The children's rights group Casa Alianza on Tuesday criticized a Costa Rican bishop for failure to report the whereabouts of a priest facing charges of sex abuse.

Bishop Angel Sancasimiro of Ciudad Quesada learned the whereabouts of the fugitive, Rev. Enrique Vasquez, "and did nothing to alert the prosecution," said Rocio Rodriguez, coordinator of Casa Alianza's legal program.

Rodriguez said legal authorities should investigate the actions of the church, and particularly Sancasimiro, who acknowledged that he knew of Vazquez's whereabouts in 2000.

The Dallas Morning News recently reported that Sancasimiro had freed Vasquez to work abroad in the mid-1990s after the man acknowledged he had abused an altar boy.

In 1998, a criminal complaint was filed in Costa Rica by the mother of a boy allegedly abused by the priest and the nation's child welfare agency brought criminal charges.

Sancasimiro told the newspaper that he knew then where the priest was and that he had urged the man to return to face the charges.

The Morning News said the priest worked in New York, South Carolina and Connecticut before going to Honduras.

An international arrest warrant was issued on March 15, 2003 - two days after Vasquez vanished from the village of Guinope in Honduras, where he had been working with the knowledge of Honduran church officials.
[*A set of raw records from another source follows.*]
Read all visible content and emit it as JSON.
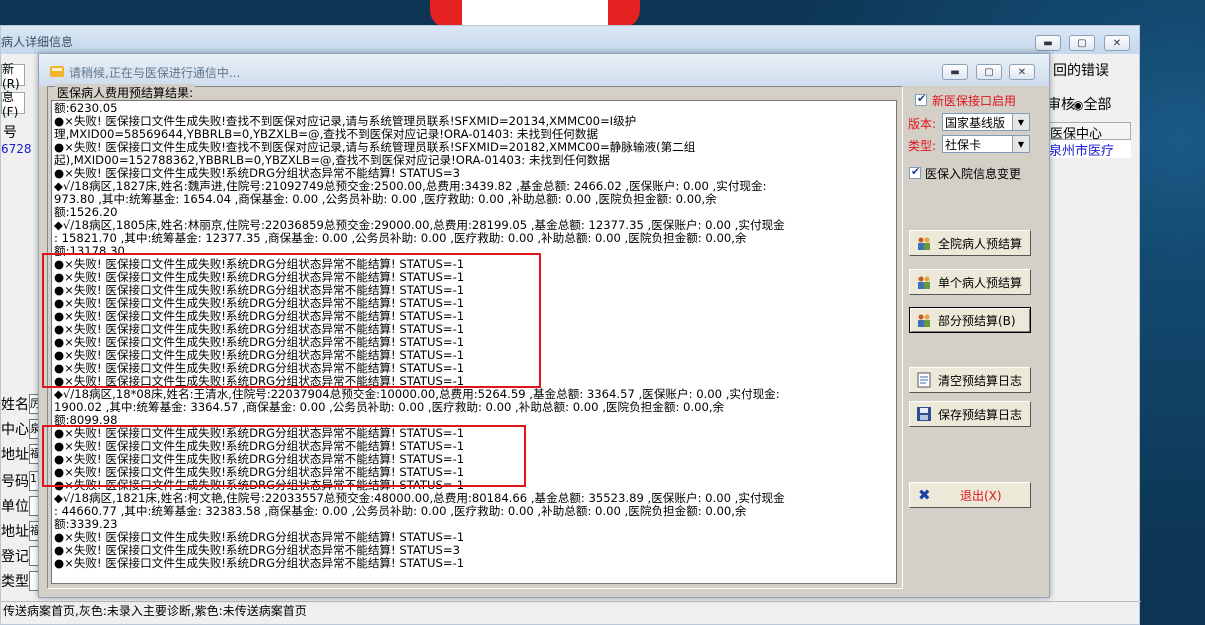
{
  "back_window": {
    "title": "病人详细信息",
    "left_buttons": [
      "新(R)",
      "息(F)"
    ],
    "left_header": "号",
    "left_value": "6728",
    "left_labels": [
      "姓名",
      "中心",
      "地址",
      "号码",
      "单位",
      "地址",
      "登记",
      "类型"
    ],
    "left_fields": [
      "厉",
      "泉",
      "福",
      "1",
      "",
      "福",
      "",
      ""
    ],
    "right_text_error": "回的错误",
    "right_text_review": "审核",
    "radio_all": "全部",
    "grid_header": "医保中心",
    "grid_cell": "泉州市医疗",
    "status_bar": "传送病案首页,灰色:未录入主要诊断,紫色:未传送病案首页"
  },
  "dialog": {
    "title": "请稍候,正在与医保进行通信中...",
    "group_caption": "医保病人费用预结算结果:",
    "log_lines": [
      "额:6230.05",
      "●×失败! 医保接口文件生成失败!查找不到医保对应记录,请与系统管理员联系!SFXMID=20134,XMMC00=Ⅰ级护",
      "理,MXID00=58569644,YBBRLB=0,YBZXLB=@,查找不到医保对应记录!ORA-01403: 未找到任何数据",
      "●×失败! 医保接口文件生成失败!查找不到医保对应记录,请与系统管理员联系!SFXMID=20182,XMMC00=静脉输液(第二组",
      "起),MXID00=152788362,YBBRLB=0,YBZXLB=@,查找不到医保对应记录!ORA-01403: 未找到任何数据",
      "●×失败! 医保接口文件生成失败!系统DRG分组状态异常不能结算! STATUS=3",
      "◆√/18病区,1827床,姓名:魏声进,住院号:21092749总预交金:2500.00,总费用:3439.82 ,基金总额: 2466.02 ,医保账户: 0.00 ,实付现金:",
      "973.80 ,其中:统筹基金: 1654.04 ,商保基金: 0.00 ,公务员补助: 0.00 ,医疗救助: 0.00 ,补助总额: 0.00 ,医院负担金额: 0.00,余",
      "额:1526.20",
      "◆√/18病区,1805床,姓名:林丽京,住院号:22036859总预交金:29000.00,总费用:28199.05 ,基金总额: 12377.35 ,医保账户: 0.00 ,实付现金",
      ": 15821.70 ,其中:统筹基金: 12377.35 ,商保基金: 0.00 ,公务员补助: 0.00 ,医疗救助: 0.00 ,补助总额: 0.00 ,医院负担金额: 0.00,余",
      "额:13178.30",
      "●×失败! 医保接口文件生成失败!系统DRG分组状态异常不能结算! STATUS=-1",
      "●×失败! 医保接口文件生成失败!系统DRG分组状态异常不能结算! STATUS=-1",
      "●×失败! 医保接口文件生成失败!系统DRG分组状态异常不能结算! STATUS=-1",
      "●×失败! 医保接口文件生成失败!系统DRG分组状态异常不能结算! STATUS=-1",
      "●×失败! 医保接口文件生成失败!系统DRG分组状态异常不能结算! STATUS=-1",
      "●×失败! 医保接口文件生成失败!系统DRG分组状态异常不能结算! STATUS=-1",
      "●×失败! 医保接口文件生成失败!系统DRG分组状态异常不能结算! STATUS=-1",
      "●×失败! 医保接口文件生成失败!系统DRG分组状态异常不能结算! STATUS=-1",
      "●×失败! 医保接口文件生成失败!系统DRG分组状态异常不能结算! STATUS=-1",
      "●×失败! 医保接口文件生成失败!系统DRG分组状态异常不能结算! STATUS=-1",
      "◆√/18病区,18*08床,姓名:王清水,住院号:22037904总预交金:10000.00,总费用:5264.59 ,基金总额: 3364.57 ,医保账户: 0.00 ,实付现金:",
      "1900.02 ,其中:统筹基金: 3364.57 ,商保基金: 0.00 ,公务员补助: 0.00 ,医疗救助: 0.00 ,补助总额: 0.00 ,医院负担金额: 0.00,余",
      "额:8099.98",
      "●×失败! 医保接口文件生成失败!系统DRG分组状态异常不能结算! STATUS=-1",
      "●×失败! 医保接口文件生成失败!系统DRG分组状态异常不能结算! STATUS=-1",
      "●×失败! 医保接口文件生成失败!系统DRG分组状态异常不能结算! STATUS=-1",
      "●×失败! 医保接口文件生成失败!系统DRG分组状态异常不能结算! STATUS=-1",
      "●×失败! 医保接口文件生成失败!系统DRG分组状态异常不能结算! STATUS=-1",
      "◆√/18病区,1821床,姓名:柯文艳,住院号:22033557总预交金:48000.00,总费用:80184.66 ,基金总额: 35523.89 ,医保账户: 0.00 ,实付现金",
      ": 44660.77 ,其中:统筹基金: 32383.58 ,商保基金: 0.00 ,公务员补助: 0.00 ,医疗救助: 0.00 ,补助总额: 0.00 ,医院负担金额: 0.00,余",
      "额:3339.23",
      "●×失败! 医保接口文件生成失败!系统DRG分组状态异常不能结算! STATUS=-1",
      "●×失败! 医保接口文件生成失败!系统DRG分组状态异常不能结算! STATUS=3",
      "●×失败! 医保接口文件生成失败!系统DRG分组状态异常不能结算! STATUS=-1"
    ],
    "right_panel": {
      "new_interface_label": "新医保接口启用",
      "version_label": "版本:",
      "version_value": "国家基线版",
      "type_label": "类型:",
      "type_value": "社保卡",
      "admission_change_label": "医保入院信息变更",
      "btn_all_patients": "全院病人预结算",
      "btn_single_patient": "单个病人预结算",
      "btn_partial": "部分预结算(B)",
      "btn_clear_log": "清空预结算日志",
      "btn_save_log": "保存预结算日志",
      "btn_exit": "退出(X)"
    }
  },
  "colors": {
    "highlight_red": "#e0141b",
    "label_red": "#e0141b",
    "link_blue": "#1a1ad0"
  }
}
Sancasimiro has acknowledged helping pay part of Vasquez's stay at a center for troubled priests in Mexico.

In an interview Tuesday with a radio program, the bishop said he wanted the case solved, but he said he was not sure about the details of the allegations against Vasquez.

"I did not help him flee from justice," the bishop said, "just that he could confront it with a little more dignity."

He said prosecutors had not indicated that he should say if he knew something about Vasquez.

Rodriguez said that was "an argument that is disrespectful and in no way serious about the suffering of the victims."